Ada Smailbegović

Assistant Professor of English
Image
Ada Smailbegovic
Assistant Professor of English
Image: Mike Cohea/Brown University
From natural history to global environmental issues to the transformative and developmental elements of life, science and the practice of poetics have much to share. Ada Smailbegović knows the territory; she began with biology.

Ada Smailbegović was an honors graduate in biology at the University of British Columbia. She stayed on to pursue a master’s in English literature, then finished with a Ph.D. in English and American literature at New York University.

On paper, she appears to have made an abrupt shift from science to humanities. She doesn’t remember it that way.

"I’ve always been interested in poetry and writing, so it wasn’t a complete surprise. When I got toward the end of the bachelor’s degree, I started asking more theoretical questions that had to do with the history and philosophy of science,” she said. “I wanted to ask about the biological unfolding of materiality, about communications in nature that are not necessarily human communications. People were asking those questions also in the humanities. I didn’t feel like I was switching gears. The fundamental things — the things I was asking about — remained constant all the way through.”

They remain constant with her as she begins her work at Brown. This year, she will offer courses on poetic cosmology, a spring course on poetics and science, and “a course in something called zoopoetics.”

Science embraces the result of change, the most recent findings. A poet might embrace the process of change, the nature of development. Smailbegović mentions Luke Howard, an early 19th-century pharmacist and amateur meteorologist, who created a taxonomy of change. His 1803 Essay on the Modification of Clouds gave us the nomenclature we use today — cumulus, stratus, cirrus — a system of terminology that also accommodates the constant transitions clouds make between forms: cirrostratus, cirrocumulus.

Howard’s effort both to understand natural transformations and to grasp them in language was seamlessly science — he was elected a Fellow of the Royal Society — and poetry. The poets Goethe and Shelley celebrated him and his work on clouds, and Howard’s essay informed the landscapes of the painter John Constable. The contemporary poet Lisa Robertson has developed a 21st-century interest in Howard’s work. “Something from 19th-century science can be present in a contemporary poetic text in a way that reanimates an era or an idea for the current moment,” Smailbegović said.

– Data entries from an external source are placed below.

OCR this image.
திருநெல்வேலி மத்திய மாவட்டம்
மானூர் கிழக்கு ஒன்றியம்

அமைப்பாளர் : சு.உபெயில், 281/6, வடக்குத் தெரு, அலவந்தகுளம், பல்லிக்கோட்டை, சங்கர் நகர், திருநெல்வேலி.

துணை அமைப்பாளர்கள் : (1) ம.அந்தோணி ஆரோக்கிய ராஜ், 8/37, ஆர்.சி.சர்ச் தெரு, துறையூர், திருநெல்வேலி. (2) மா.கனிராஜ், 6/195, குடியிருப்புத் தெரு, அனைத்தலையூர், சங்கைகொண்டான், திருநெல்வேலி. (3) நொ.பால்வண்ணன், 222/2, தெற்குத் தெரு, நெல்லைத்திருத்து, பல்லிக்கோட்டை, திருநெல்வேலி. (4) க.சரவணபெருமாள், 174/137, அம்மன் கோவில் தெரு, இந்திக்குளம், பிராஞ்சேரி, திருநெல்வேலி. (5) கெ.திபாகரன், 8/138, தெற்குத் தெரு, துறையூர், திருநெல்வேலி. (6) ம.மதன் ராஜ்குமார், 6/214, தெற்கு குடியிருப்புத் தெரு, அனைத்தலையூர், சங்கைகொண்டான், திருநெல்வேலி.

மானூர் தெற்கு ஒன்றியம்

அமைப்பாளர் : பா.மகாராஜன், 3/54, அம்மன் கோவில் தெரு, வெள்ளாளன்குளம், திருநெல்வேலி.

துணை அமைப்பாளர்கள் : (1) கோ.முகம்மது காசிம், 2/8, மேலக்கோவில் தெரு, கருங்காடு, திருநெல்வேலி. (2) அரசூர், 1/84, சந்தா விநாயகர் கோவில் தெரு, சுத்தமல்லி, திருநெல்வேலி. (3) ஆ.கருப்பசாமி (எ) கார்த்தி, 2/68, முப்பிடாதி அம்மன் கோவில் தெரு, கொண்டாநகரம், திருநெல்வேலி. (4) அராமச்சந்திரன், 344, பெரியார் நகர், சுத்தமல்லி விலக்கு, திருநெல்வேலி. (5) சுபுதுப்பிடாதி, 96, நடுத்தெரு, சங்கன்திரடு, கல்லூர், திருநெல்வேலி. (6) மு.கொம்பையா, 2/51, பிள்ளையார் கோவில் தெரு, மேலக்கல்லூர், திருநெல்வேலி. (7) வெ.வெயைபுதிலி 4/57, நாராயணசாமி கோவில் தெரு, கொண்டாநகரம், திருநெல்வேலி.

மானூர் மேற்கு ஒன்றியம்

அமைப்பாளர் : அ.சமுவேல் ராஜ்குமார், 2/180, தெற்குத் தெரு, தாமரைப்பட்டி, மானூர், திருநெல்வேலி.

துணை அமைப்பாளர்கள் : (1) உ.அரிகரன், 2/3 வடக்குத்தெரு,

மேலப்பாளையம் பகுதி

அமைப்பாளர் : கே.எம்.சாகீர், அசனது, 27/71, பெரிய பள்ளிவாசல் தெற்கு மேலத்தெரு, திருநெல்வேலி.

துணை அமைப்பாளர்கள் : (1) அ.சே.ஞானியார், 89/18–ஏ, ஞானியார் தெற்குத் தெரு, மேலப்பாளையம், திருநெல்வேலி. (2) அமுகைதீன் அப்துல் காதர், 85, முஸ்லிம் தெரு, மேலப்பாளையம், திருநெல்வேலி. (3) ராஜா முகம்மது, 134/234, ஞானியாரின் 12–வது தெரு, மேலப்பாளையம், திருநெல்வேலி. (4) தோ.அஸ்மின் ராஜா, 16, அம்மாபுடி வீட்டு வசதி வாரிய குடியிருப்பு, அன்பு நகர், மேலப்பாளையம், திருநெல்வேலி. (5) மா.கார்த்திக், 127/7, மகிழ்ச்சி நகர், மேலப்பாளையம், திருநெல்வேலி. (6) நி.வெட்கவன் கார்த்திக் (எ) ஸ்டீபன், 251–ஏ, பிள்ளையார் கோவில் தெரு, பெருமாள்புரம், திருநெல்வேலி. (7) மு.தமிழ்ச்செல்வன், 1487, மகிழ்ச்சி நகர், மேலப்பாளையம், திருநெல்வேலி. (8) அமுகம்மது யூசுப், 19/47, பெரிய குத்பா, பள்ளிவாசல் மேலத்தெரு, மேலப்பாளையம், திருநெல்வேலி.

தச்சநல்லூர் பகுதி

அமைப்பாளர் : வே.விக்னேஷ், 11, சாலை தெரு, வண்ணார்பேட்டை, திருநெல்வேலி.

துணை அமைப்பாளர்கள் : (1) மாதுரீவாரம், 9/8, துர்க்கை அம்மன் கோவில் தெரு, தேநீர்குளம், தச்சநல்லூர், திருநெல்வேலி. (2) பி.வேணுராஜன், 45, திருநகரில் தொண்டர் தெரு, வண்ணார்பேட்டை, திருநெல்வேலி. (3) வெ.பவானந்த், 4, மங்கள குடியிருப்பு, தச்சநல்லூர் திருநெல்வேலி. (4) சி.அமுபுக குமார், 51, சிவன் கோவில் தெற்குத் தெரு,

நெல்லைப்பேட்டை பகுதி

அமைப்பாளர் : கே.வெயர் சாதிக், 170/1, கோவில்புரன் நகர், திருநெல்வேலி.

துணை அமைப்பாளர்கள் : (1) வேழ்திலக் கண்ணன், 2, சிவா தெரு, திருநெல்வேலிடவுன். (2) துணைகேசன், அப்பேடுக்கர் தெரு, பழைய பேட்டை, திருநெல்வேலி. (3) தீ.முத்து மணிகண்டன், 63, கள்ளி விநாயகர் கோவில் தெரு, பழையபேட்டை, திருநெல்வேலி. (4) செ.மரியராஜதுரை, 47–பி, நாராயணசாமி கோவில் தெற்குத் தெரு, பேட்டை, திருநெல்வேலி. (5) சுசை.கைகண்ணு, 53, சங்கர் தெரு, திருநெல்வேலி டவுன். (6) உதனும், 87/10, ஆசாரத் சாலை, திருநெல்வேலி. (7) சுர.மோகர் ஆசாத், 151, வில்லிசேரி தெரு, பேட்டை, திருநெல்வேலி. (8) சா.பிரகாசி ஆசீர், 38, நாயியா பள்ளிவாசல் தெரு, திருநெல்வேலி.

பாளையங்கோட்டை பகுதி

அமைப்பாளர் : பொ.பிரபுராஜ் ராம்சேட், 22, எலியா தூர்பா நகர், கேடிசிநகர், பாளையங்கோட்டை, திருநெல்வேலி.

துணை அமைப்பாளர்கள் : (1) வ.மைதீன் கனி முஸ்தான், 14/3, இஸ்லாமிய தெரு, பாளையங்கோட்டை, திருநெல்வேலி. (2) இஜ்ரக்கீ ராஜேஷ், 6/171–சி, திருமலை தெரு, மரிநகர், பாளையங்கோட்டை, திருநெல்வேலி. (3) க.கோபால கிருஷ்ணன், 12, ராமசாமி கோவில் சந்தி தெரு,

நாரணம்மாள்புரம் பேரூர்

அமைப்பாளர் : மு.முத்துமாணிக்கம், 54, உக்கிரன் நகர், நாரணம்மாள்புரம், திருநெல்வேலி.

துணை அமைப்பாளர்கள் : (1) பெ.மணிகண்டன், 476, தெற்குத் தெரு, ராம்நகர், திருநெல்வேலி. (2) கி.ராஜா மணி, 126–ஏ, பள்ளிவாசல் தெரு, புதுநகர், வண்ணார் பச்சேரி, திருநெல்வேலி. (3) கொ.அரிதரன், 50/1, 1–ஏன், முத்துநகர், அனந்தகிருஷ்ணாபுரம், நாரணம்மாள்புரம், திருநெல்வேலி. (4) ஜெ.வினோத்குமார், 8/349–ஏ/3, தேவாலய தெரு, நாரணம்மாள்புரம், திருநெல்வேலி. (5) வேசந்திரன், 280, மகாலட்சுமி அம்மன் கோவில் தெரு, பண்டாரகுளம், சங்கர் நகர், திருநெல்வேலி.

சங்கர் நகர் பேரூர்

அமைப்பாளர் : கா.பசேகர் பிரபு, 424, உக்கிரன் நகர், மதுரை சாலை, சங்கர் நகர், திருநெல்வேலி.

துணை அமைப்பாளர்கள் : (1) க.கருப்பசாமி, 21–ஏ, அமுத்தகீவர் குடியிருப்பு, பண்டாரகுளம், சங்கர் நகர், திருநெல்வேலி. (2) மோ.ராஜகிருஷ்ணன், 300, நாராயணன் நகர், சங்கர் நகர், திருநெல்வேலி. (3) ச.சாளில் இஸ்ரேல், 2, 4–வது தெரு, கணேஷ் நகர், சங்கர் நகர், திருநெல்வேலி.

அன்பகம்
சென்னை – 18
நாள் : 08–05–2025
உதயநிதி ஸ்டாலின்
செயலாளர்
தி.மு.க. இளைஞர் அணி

Working at the interchange of science and humanities need not be a matter of larger scientific questions informing the practice of poetics. Smailbegović cited the work of Christian Bök, a Canadian poet who is harnessing laboratory techniques to create poetry. In April 2011, Bök announced that he had encoded a line of poetry — “any style of life/ is prim” — in triplets of DNA nucleotides and inserted it into a bacterium. The bacterium, attempting to synthesize a protein, produced a reciprocal mRNA line of its own for him: “the faery is rosy/ of glow.”)

In her scholarly and theoretical work, Smailbegović has encountered many writers who work productive territory informed by science, from Francis Bacon (The History of the Dense and Rare, 1623) to Gertrude Stein (trained in medicine before launching her literary career in Paris), to Robertson, Bök and many others. Her dissertation — Poetics of Liveliness: Natural Histories of Matter and Change in Twentieth and Twenty-First Century Poetry — explored that territory. Her own poetic writings and performances often begin with natural science, from the changing nature of oceans to an ethological study of monk parakeets.

Smailbegović is a co-founder of Organism for Poetic Research, an experimental critical-poetic platform that supports projects involving the natural sciences, artistic practices, and research in the humanities. OPR publishes PELT, a magazine and online journal that serves as an “epidermal organ,” holding together a great diversity of projects and experiments.

“For me, teaching poetics has to do with elements of practice and performance,” Smailbegović said. “I would like academic and scholarly work to go hand-in-hand with creative practice. The Organism for Poetic Research is one way of doing that.”

She is finding colleagues and students engaged in the practice of poetics and in academic conversation about literature. “Students at Brown don't have to make a declaration between arts and sciences,“ Smailbegović said. “I’m still in the beginning stages of having a sense of what the Brown experience might be, but I have a great sense of the potential.”